Müzik dünyasına yaptığı birbirinden güzel coverlarla giriş yapan sevilen müzisyen Batuhan Kordel, çıkardığı “Dönme”, “Sıcak Şarap” ve en son şarkısı olan “Teşekkür” ile hayranlarının kalbinde tahta oturdu diyebiliriz. Özellikle sözü ve müziği kendine ait olan şarkılarda büyük beğeni toplayan genç müzisyenin başarısı da, doğrusu hatırı sayılır cinsten. Bizler de bu başarının sırrını merak ettik ve Batuhan Kordel ile güzel bir röportaj gerçekleştirdik. Keyifli okumalar!

1) Öncelikle merhaba. Şarkı söylemeye ilk başladığınızda işlerin buralara kadar geleceğini tahmin ediyor muydunuz, sizi başarıya götüren faktörleri nasıl sıralarsınız?
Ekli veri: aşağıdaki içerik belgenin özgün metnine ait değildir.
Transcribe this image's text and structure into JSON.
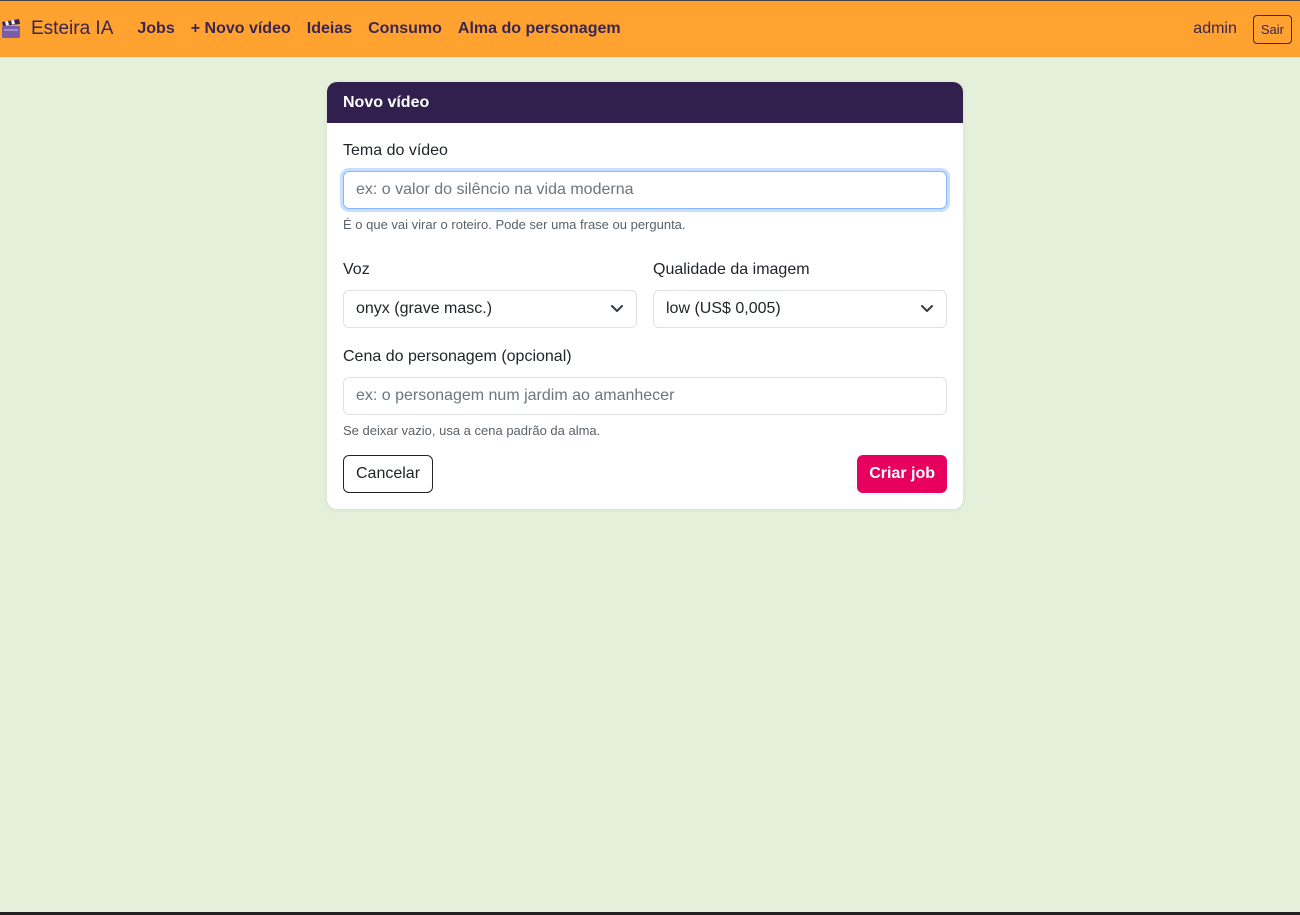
{
  "navbar": {
    "brand": "Esteira IA",
    "brand_icon": "clapperboard-icon",
    "links": [
      "Jobs",
      "+ Novo vídeo",
      "Ideias",
      "Consumo",
      "Alma do personagem"
    ],
    "user": "admin",
    "logout_label": "Sair"
  },
  "form": {
    "header_title": "Novo vídeo",
    "theme": {
      "label": "Tema do vídeo",
      "placeholder": "ex: o valor do silêncio na vida moderna",
      "value": "",
      "help": "É o que vai virar o roteiro. Pode ser uma frase ou pergunta."
    },
    "voice": {
      "label": "Voz",
      "selected": "onyx (grave masc.)"
    },
    "quality": {
      "label": "Qualidade da imagem",
      "selected": "low (US$ 0,005)"
    },
    "scene": {
      "label": "Cena do personagem (opcional)",
      "placeholder": "ex: o personagem num jardim ao amanhecer",
      "value": "",
      "help": "Se deixar vazio, usa a cena padrão da alma."
    },
    "cancel_label": "Cancelar",
    "submit_label": "Criar job"
  },
  "colors": {
    "navbar": "#ffa230",
    "card_header": "#31204d",
    "submit": "#e8005f",
    "background": "#e5f0da"
  }
}
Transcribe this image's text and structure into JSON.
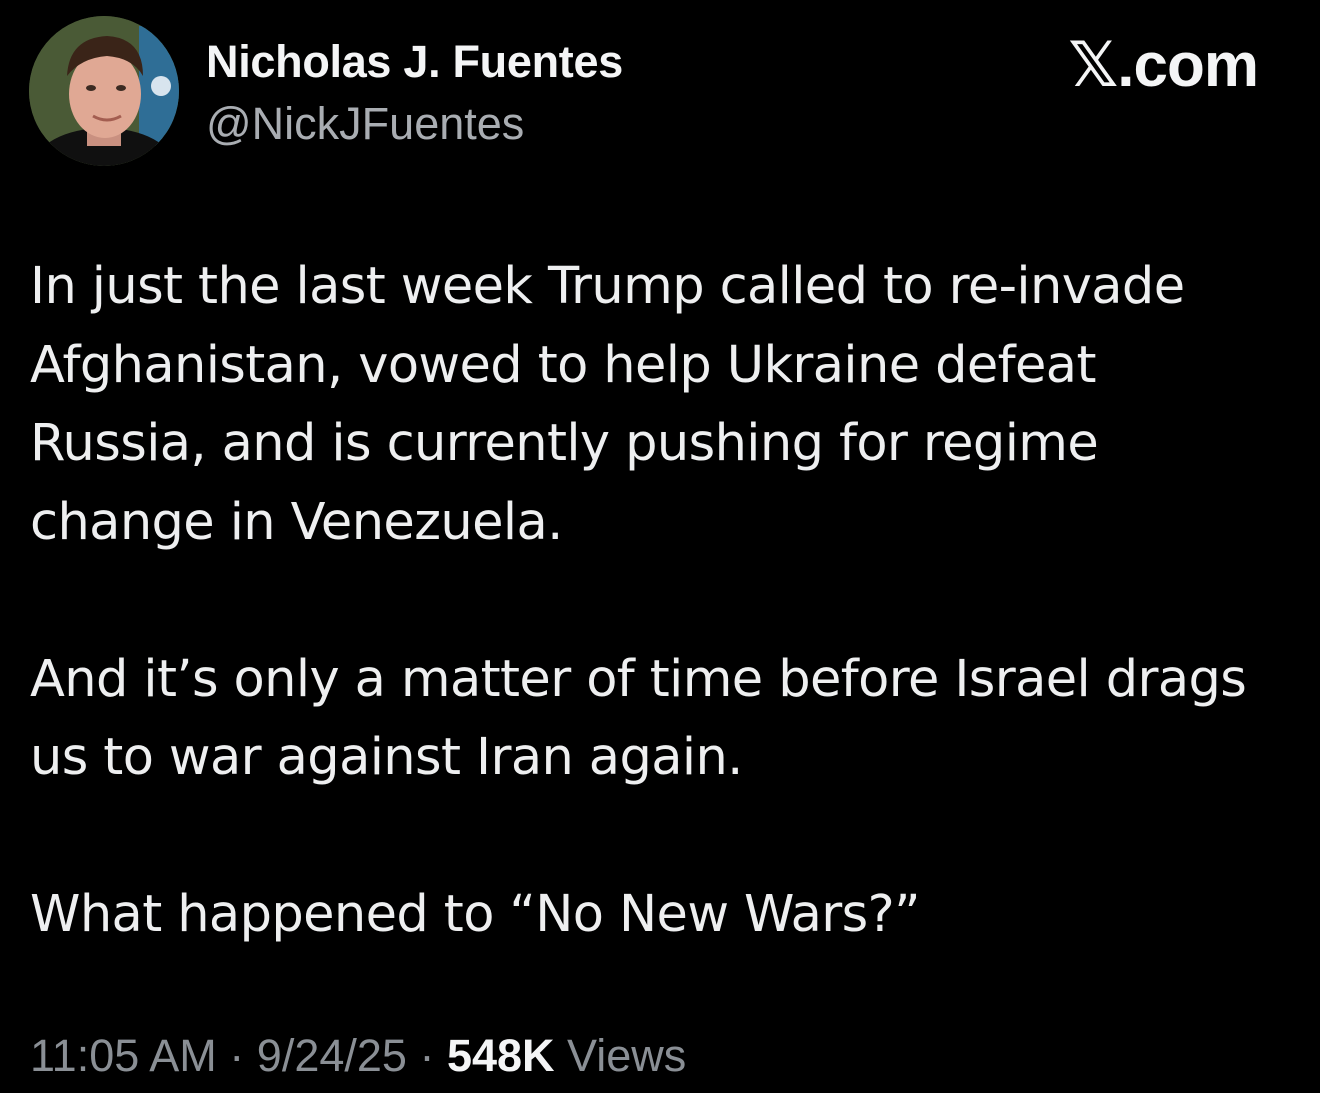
{
  "author": {
    "display_name": "Nicholas J. Fuentes",
    "handle": "@NickJFuentes",
    "avatar_icon": "profile-photo"
  },
  "brand": {
    "label": "𝕏.com"
  },
  "tweet": {
    "paragraphs": [
      {
        "lines": [
          "In just the last week Trump called to re-invade",
          "Afghanistan, vowed to help Ukraine defeat",
          "Russia, and is currently pushing for regime",
          "change in Venezuela."
        ]
      },
      {
        "lines": [
          "And it’s only a matter of time before Israel drags",
          "us to war against Iran again."
        ]
      },
      {
        "lines": [
          "What happened to “No New Wars?”"
        ]
      }
    ]
  },
  "meta": {
    "time": "11:05 AM",
    "separator": " · ",
    "date": "9/24/25",
    "views_count": "548K",
    "views_label": "Views"
  },
  "colors": {
    "background": "#000000",
    "primary_text": "#eeeff0",
    "secondary_text": "#8a8f95"
  }
}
– Merhabalar. Şarkı söyleyebildiğimi 13 yaşındayken fark ettim. Ama o zamanlar çoğu erkek çocuğunun yaptığı gibi futbol oynuyordum. Spora daha yakındım. Sonra ufak bir basketbol geçmişim oldu. O da erken bitti çünkü dizimden bir sakatlık yaşadım. Bu sakatlık beni spordan kopardı. Ben de oturarak yapabileceğim bir hobi olarak gitar çalmaya başladım. Gruplarda çaldıktan sonra sesimi tekrar keşfettim ve lise 2-3 gibi, ufak sahnelere çıkınca ileride müzik yapacağımı aileme söyledim. İleride müzikle ilgileneceğimi liseden beri biliyordum ama bu kadar olacağını hiç tahmin etmemiştim.

2) Profesyonel anlamda müzik kariyeriniz nasıl başladı, mühendislikten müzik sektörüne girme kararını nasıl verdiniz?

– Dediğim gibi, müzik sektörüne geçme kararını mühendislikten önce almıştım zaten. Sadece diploma için okudum. Müzik yapabilmek için okulu en hızlı şekilde bitirdim. Profesyonel anlamda müzik benim için “Dönme” şarkısını
yayınladığım gündü sanırım.

3) Müzik sektörüne ilk adım attığınızda kimler vardı yanınızda, bu noktada destek aldığınız ünlü isimler oldu mu?

– Cover yaptığım dönemlerde ufak bir kitlem vardı zaten. Onlar beni hiç bırakmadan hep yanımda oldular. Bu süreçte sadece ailemden ve arkadaşlarımdan destek aldım.

4) Geçmişte yapılan müzik ile şu an yapılan müzik arasında nasıl bir fark buluyorsunuz? Bir Y kuşağı bireyi olarak sizden önceki jenerasyon ile şu anki
jenerasyonun müzik tarzı ve seçimleri arasındaki farkı nasıl değerlendiriyorsunuz?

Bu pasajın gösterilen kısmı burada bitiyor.